In the Tractatus Logico-Philosophicus (TLP) Ludwig Wittgenstein draws a strong link between aesthetics and ethics.  You'll find a similar association among engineers, with Ludwig on the edge of being one of those, perhaps in a software engineering sense.

Build something completely apropos for its task and beautiful it will be, because functionality screams purpose and meaning.  But then the purpose itself might be ugly, such as an instrument of torture, or a guillotine say -- very functional.

Applewhite used to talk about science journalists getting away "with impunity" with their uglifications of philosophy, such as in that book A Most Beautiful Molecule, about BuckyBalls, by an author mostly ignorant of Synergetics (Bucky's magnum opus).

A similar ugliness pervades the art world, wherein the Concentric Hierarchy is scarcely mentioned, despite its being a set of paradigm relationships, a grammar for spatial thinking.

Imagine a computer science curriculum that only taught FORTRAN and never LISP.  Popko's Divided Spheres helps compensate for what's missing in many a curriculum.

What we're seeing in this chapter is less a weakness in STEM than in STEAM, where the A adds Anthropology, more encompassing than Art.  Anthropology embraces psychology, the study of the human mind.

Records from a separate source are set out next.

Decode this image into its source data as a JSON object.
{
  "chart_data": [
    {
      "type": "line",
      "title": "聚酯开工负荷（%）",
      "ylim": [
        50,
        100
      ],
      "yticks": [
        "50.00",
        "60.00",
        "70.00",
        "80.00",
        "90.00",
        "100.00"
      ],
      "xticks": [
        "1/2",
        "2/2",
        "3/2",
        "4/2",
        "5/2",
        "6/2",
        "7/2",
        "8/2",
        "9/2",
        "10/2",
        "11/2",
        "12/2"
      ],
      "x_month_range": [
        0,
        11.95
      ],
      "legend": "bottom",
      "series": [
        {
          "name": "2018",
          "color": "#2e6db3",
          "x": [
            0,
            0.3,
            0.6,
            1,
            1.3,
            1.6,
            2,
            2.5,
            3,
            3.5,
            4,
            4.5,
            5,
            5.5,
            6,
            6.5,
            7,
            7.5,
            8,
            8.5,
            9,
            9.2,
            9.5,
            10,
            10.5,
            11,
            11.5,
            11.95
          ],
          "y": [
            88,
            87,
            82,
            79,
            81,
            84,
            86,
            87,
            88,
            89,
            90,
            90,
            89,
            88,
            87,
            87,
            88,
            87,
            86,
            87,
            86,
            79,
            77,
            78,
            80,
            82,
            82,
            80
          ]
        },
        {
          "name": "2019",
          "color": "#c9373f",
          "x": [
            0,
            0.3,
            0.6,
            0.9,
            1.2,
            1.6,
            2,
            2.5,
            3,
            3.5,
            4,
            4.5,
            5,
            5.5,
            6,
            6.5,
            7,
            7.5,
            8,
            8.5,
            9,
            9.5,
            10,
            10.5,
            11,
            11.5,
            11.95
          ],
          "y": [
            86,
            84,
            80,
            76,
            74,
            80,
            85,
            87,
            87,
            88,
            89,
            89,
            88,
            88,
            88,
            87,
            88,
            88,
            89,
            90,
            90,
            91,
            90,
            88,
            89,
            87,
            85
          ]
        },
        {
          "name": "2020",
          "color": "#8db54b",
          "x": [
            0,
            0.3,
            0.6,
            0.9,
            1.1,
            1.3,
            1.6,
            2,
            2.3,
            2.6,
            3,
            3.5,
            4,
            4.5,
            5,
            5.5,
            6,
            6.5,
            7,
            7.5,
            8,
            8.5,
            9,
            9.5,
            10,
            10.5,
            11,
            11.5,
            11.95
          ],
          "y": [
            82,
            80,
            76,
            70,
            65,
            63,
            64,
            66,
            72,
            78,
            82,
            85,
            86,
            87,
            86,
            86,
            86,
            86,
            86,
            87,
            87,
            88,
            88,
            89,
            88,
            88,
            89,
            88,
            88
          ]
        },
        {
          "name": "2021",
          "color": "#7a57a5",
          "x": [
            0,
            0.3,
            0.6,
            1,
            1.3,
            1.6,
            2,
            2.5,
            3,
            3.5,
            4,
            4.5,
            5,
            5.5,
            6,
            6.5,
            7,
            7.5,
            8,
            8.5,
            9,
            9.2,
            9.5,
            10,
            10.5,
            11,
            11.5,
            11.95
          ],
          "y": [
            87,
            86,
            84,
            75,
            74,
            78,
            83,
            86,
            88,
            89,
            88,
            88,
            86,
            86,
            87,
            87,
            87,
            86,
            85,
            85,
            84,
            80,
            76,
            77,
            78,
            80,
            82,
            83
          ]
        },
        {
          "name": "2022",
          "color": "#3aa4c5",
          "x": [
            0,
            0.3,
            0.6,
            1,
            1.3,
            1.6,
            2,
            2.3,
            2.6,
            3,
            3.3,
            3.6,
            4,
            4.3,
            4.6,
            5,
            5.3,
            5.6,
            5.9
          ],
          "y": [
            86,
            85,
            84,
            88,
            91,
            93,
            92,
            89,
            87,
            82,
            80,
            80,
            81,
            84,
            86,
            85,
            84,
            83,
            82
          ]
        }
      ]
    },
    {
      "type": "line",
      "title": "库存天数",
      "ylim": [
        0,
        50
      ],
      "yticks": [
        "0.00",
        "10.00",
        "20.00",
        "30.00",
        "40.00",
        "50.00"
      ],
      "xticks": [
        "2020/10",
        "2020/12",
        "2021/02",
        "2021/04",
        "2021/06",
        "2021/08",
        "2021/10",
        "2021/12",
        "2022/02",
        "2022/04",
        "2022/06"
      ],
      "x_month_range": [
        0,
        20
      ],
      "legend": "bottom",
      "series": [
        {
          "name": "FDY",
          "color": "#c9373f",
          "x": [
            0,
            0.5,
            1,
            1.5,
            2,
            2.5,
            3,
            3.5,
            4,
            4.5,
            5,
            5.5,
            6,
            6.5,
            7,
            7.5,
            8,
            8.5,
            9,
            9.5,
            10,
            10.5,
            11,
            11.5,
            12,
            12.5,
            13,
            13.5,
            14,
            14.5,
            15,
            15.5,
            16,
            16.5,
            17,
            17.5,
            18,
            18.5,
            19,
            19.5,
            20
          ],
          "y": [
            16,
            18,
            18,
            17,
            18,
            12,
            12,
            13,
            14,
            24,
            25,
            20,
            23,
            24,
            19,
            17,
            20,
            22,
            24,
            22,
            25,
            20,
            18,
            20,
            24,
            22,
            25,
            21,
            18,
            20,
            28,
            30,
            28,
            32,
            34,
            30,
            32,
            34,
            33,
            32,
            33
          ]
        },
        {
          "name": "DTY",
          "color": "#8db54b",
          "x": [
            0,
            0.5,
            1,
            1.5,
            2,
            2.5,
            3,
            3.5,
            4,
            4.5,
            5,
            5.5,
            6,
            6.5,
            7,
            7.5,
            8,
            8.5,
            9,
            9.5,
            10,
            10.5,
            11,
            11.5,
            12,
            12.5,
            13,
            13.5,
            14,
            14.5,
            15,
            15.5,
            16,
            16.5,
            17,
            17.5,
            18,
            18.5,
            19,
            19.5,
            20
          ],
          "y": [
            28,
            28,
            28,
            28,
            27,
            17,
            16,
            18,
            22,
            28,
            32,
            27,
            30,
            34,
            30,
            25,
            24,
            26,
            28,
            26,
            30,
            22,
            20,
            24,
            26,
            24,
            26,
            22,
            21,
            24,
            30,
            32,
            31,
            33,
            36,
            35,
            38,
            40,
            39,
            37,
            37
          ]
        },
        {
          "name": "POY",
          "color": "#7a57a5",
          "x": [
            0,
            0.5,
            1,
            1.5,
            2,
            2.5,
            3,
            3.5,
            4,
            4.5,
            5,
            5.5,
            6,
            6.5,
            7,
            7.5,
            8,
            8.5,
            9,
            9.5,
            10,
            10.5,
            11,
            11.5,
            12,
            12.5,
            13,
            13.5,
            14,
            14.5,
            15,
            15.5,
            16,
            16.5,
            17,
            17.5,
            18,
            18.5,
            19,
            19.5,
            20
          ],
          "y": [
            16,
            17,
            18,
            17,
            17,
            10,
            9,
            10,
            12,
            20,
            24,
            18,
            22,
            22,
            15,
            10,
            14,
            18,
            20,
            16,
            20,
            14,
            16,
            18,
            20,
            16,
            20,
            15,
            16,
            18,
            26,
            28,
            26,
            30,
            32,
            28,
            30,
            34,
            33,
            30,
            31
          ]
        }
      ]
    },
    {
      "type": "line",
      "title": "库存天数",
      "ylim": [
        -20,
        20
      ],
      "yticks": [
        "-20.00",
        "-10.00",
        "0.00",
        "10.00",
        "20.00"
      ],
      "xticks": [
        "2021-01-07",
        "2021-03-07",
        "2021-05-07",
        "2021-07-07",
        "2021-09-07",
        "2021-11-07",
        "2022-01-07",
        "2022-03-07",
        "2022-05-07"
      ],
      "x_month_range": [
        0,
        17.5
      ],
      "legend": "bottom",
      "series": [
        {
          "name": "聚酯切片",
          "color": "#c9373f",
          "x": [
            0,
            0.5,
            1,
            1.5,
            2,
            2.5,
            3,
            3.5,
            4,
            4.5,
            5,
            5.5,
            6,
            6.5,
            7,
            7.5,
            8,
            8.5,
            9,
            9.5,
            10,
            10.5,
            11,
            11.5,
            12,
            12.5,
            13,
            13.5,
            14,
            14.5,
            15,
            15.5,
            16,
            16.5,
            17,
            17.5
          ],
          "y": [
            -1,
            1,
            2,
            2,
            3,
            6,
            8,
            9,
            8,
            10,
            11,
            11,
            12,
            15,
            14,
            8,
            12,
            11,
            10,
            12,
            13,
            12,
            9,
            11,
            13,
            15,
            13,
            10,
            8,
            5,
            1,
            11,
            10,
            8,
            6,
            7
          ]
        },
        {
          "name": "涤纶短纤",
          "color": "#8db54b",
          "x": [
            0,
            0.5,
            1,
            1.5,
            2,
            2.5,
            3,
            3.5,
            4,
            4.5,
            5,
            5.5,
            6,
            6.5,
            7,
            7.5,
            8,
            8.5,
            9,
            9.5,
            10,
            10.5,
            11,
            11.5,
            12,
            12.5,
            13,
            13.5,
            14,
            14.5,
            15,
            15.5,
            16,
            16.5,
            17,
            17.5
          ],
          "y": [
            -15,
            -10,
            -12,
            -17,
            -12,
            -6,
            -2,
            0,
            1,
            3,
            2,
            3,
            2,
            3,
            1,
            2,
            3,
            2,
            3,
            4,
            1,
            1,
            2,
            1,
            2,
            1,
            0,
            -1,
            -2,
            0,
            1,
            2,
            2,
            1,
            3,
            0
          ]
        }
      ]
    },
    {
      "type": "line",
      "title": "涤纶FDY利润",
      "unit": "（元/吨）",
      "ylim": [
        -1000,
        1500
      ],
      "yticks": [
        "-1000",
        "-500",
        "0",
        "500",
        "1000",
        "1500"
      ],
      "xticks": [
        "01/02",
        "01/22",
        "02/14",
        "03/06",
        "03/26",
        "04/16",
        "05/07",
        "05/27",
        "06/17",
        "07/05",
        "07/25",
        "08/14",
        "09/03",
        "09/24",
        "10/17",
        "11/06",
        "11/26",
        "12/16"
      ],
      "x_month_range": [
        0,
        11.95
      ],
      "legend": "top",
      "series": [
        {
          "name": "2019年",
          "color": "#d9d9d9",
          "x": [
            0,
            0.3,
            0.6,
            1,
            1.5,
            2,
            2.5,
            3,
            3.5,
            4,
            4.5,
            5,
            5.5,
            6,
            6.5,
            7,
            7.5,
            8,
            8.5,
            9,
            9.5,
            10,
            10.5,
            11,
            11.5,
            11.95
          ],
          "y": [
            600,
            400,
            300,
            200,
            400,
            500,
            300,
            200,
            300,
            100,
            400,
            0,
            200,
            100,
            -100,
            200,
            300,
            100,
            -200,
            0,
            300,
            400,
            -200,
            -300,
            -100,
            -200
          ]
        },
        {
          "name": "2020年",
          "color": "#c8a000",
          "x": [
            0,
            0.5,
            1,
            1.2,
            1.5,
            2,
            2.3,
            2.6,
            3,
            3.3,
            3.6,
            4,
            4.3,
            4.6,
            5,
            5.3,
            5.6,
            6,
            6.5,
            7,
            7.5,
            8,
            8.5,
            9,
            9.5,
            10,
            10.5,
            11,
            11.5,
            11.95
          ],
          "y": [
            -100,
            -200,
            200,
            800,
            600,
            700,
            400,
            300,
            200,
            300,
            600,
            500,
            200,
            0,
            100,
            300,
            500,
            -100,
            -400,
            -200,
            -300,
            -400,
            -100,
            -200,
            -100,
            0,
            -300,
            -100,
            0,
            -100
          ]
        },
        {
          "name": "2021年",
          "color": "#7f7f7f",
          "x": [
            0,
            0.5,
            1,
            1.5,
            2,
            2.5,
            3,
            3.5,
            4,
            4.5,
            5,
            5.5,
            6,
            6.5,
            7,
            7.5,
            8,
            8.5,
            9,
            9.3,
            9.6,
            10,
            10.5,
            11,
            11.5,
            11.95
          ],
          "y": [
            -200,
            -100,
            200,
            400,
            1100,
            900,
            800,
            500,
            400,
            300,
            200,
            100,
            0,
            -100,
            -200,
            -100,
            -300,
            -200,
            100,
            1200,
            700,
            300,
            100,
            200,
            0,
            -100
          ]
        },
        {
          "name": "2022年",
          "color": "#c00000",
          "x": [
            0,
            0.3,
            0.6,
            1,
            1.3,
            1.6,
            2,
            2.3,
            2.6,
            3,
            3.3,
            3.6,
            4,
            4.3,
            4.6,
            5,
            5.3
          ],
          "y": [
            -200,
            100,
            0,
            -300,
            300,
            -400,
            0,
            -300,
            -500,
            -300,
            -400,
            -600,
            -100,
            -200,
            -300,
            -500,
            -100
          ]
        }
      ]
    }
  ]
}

Advertisers have learned to play on insecurities and adapted their technology to politics, with PR firms now running campaigns and managing inter-governmental relations.  But has Anthropology been taken seriously in other dimensions?  Yes and no.

The notion that Anthropology is always about studying "those other people" reeks of ugly philosophy, yet is a somewhat omnipresent attitude.

Solution:  art schools have historically helped to provide an avant-garde, but mainly as networking tools among the truly creative.  Here in Portland, I've had ample access to classrooms when it comes to sharing with people under twenty (yes, I'm fingerprinted and everything), reserving my andragogy (teaching of adults) to more on-line settings.

That mix may be about to change, as I access more workspaces ("maker spaces") and classrooms designed for adult topics and geared for adult DIY learning.

Given my karma (dharma), I'm already a resource for the Greater Portland area, as are my partners in "integral design" (Glenn's term for it).  A lot of it's just storytelling, with history as a backdrop, technical content mixed in.

But then storytelling is an art, about leaving stuff out as irrelevant, as much as tuning stuff in as of vital importance.

In proving a successful role model for how to up the level of play in one city, with help from my friends and their group affiliations, I pioneer a path for others to not clone exactly, but at least learn from.